Bursa, epeydir farklı alanlardan sorumlu ‘Bakan’lar ağırlıyor, kurumsal ve kitlesel temaslar, proje adımları, işbirliği oluyor. Böylesine trafikte, “Bursa’dan, ‘Bakan’ çıkmalı mı?” sorusu da soruluyor.

Bursa, kendi milletvekillerinen veya yeni uygulamaya dayalı olarak, iş hayatı veya akademisyenlerinden ‘Bakan’ görmek isteyebilir.

Çünkü…
Başlıca kent; iktidarın büyük destek aldığı ve yönetiminde bulunan en büyük kent olma özelliği taşınıyor.

Geriye bakarsak…

Büyük rakımlı, ithal milletvekilleri arasında olup, aynı zamanda siyaset kurumunda yönetimsel görev üstlenenlerin, Bursa’ya pek de zaman ayıramadıklarını ve pek de müjde alınamadığı da tartışılıyor.

Bireysel olarak…

Bazı milletvekillerinin, hem bakanlar hem de bürokrasiyi markaja aldıklarını ve iyi baskı kurmaya çalıştıklarını biliyoruz.
Bursa Büyükşehir Belediyesi ve Yıldırım Belediyesi’nin de, Ankara’dan iyi sonuçlar elde ettikleri de görülüyor.

AK Parti Bursa İl Başkanı Davut Gürkan da, hayli çok ve sık bakan konuk edilen bir dönem yaşıyor.

Bursa için;

‘Yüksek Rakımlı’ ağabey derken…

Bursa’dan 2 ismin de, iktidarı elinde bulunduran AK Parti’nin genel merkezindeki yönetimsel görevlerini gözardı etmemek gerekiyor.

Açıkçası…
Bursa’ya atanmalı milletvekili Efkan Ala, dış ilişkilerden sorumlu bir genel başkan yardımcısı olarak, hayli yoğun görevde bulunuyor.
Bursa’nın yerli ismi Ayhan Salman’ın, AK Parti Merkez Karar Yönetim Kurulu’nda yer alması, yerele üretkenlikte önemli siyasi avantaj oluşturuyor.
AK Parti ve Bursa’nın, önemle Salman’ı iyi değerlendirmesi gerektiğini de ifade edelim.

Bunları söylerken…

Ardı ardına seçimlere gidilecek süreçte, Bursa’nın kendi içerisinden bir ‘Bakan’ çıkarabilmesi de, hem doğal hem siyasi psikoloji beklentisidir.
Asıl mesele;

AK Parti’nin hiç olmadığı kadar siyasi markaja alındığı ve zamlar, pahalılıkla da zorluğa düştüğü gidişatta, teşkilatların bir ve diri tutulması, tek vücut olabilme ihtiyacı bulunuyor.

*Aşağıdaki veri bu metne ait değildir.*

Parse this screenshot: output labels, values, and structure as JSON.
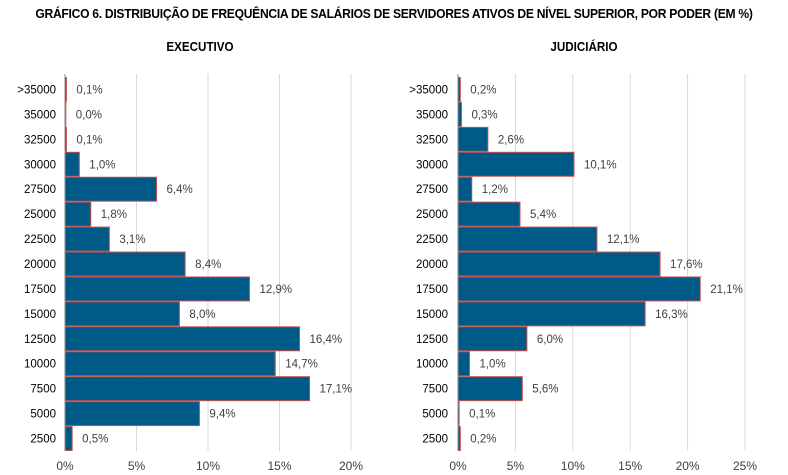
{
  "title": "GRÁFICO 6. DISTRIBUIÇÃO DE FREQUÊNCIA DE SALÁRIOS DE SERVIDORES ATIVOS DE NÍVEL SUPERIOR, POR PODER (EM %)",
  "colors": {
    "bar_fill": "#005A87",
    "bar_stroke": "#C0504D",
    "grid": "#D9D9D9",
    "text": "#404040"
  },
  "chart_data": [
    {
      "type": "bar",
      "orientation": "horizontal",
      "title": "EXECUTIVO",
      "xlabel": "",
      "ylabel": "",
      "categories": [
        ">35000",
        "35000",
        "32500",
        "30000",
        "27500",
        "25000",
        "22500",
        "20000",
        "17500",
        "15000",
        "12500",
        "10000",
        "7500",
        "5000",
        "2500"
      ],
      "values": [
        0.1,
        0.0,
        0.1,
        1.0,
        6.4,
        1.8,
        3.1,
        8.4,
        12.9,
        8.0,
        16.4,
        14.7,
        17.1,
        9.4,
        0.5
      ],
      "data_labels": [
        "0,1%",
        "0,0%",
        "0,1%",
        "1,0%",
        "6,4%",
        "1,8%",
        "3,1%",
        "8,4%",
        "12,9%",
        "8,0%",
        "16,4%",
        "14,7%",
        "17,1%",
        "9,4%",
        "0,5%"
      ],
      "xlim": [
        0,
        20
      ],
      "xticks": [
        "0%",
        "5%",
        "10%",
        "15%",
        "20%"
      ],
      "grid": true
    },
    {
      "type": "bar",
      "orientation": "horizontal",
      "title": "JUDICIÁRIO",
      "xlabel": "",
      "ylabel": "",
      "categories": [
        ">35000",
        "35000",
        "32500",
        "30000",
        "27500",
        "25000",
        "22500",
        "20000",
        "17500",
        "15000",
        "12500",
        "10000",
        "7500",
        "5000",
        "2500"
      ],
      "values": [
        0.2,
        0.3,
        2.6,
        10.1,
        1.2,
        5.4,
        12.1,
        17.6,
        21.1,
        16.3,
        6.0,
        1.0,
        5.6,
        0.1,
        0.2
      ],
      "data_labels": [
        "0,2%",
        "0,3%",
        "2,6%",
        "10,1%",
        "1,2%",
        "5,4%",
        "12,1%",
        "17,6%",
        "21,1%",
        "16,3%",
        "6,0%",
        "1,0%",
        "5,6%",
        "0,1%",
        "0,2%"
      ],
      "xlim": [
        0,
        25
      ],
      "xticks": [
        "0%",
        "5%",
        "10%",
        "15%",
        "20%",
        "25%"
      ],
      "grid": true
    }
  ]
}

Bazı milletvekillerinin, girişim, çözüm ve müjdelerle kamuoyuna çıktığı mevcut koşullarda; Efkan Ala’dan farklı, güçlü performans beklentisi sürüyor.
İstanbul ve Ankara kaybedilirken, Ayhan Salman’ın Bursa’yı elde tutan sınavın il başkanı olduğunu da anımsatım.
Salman’ın, kendisini öne çıkarmayan bir tarzı var, bu nedenle perde arkasında da Bursa için gizli güç olduğunu da söyleyelim.
Elbette ki;
Bursa’ya, ‘Kırmızı Plaka’ yakışır!
Bu arada…

Muhalefeten;

Bursa’ya hiçbir hizmetin yapılmadığını ifade etmek de, ‘güneşi balçıkla sıvamaya çalışmak’ demek oluyor.

…Ve!
Muhalefetliğin, sadece sorgulayan ve eleştiren demek olmadığını, Bursa’ya hizmet yolunda, Ankara’daki yavaşlık ve tıkanıklığa karşı, toplumsal taleple tüm Bursa için itici güç rolünü anımsatalım.
Bursa’ya hizmette çözüm süreçlerinin akıcılığı için iktidar dahi olunsa, bürokratik mücadeleler veriliyor, ihalelere katılanların tarafları ve işi üstlenenlere dayanan nedenlerle işleyiş durabiliyor, yavaşlayabiliyor.
Bu son söylediklerimizi, halkın bilmesi de tam anlamıyla mümkün olmuyor, haliyle muhalafettin anlattığıyla biliyor, düşünüyor.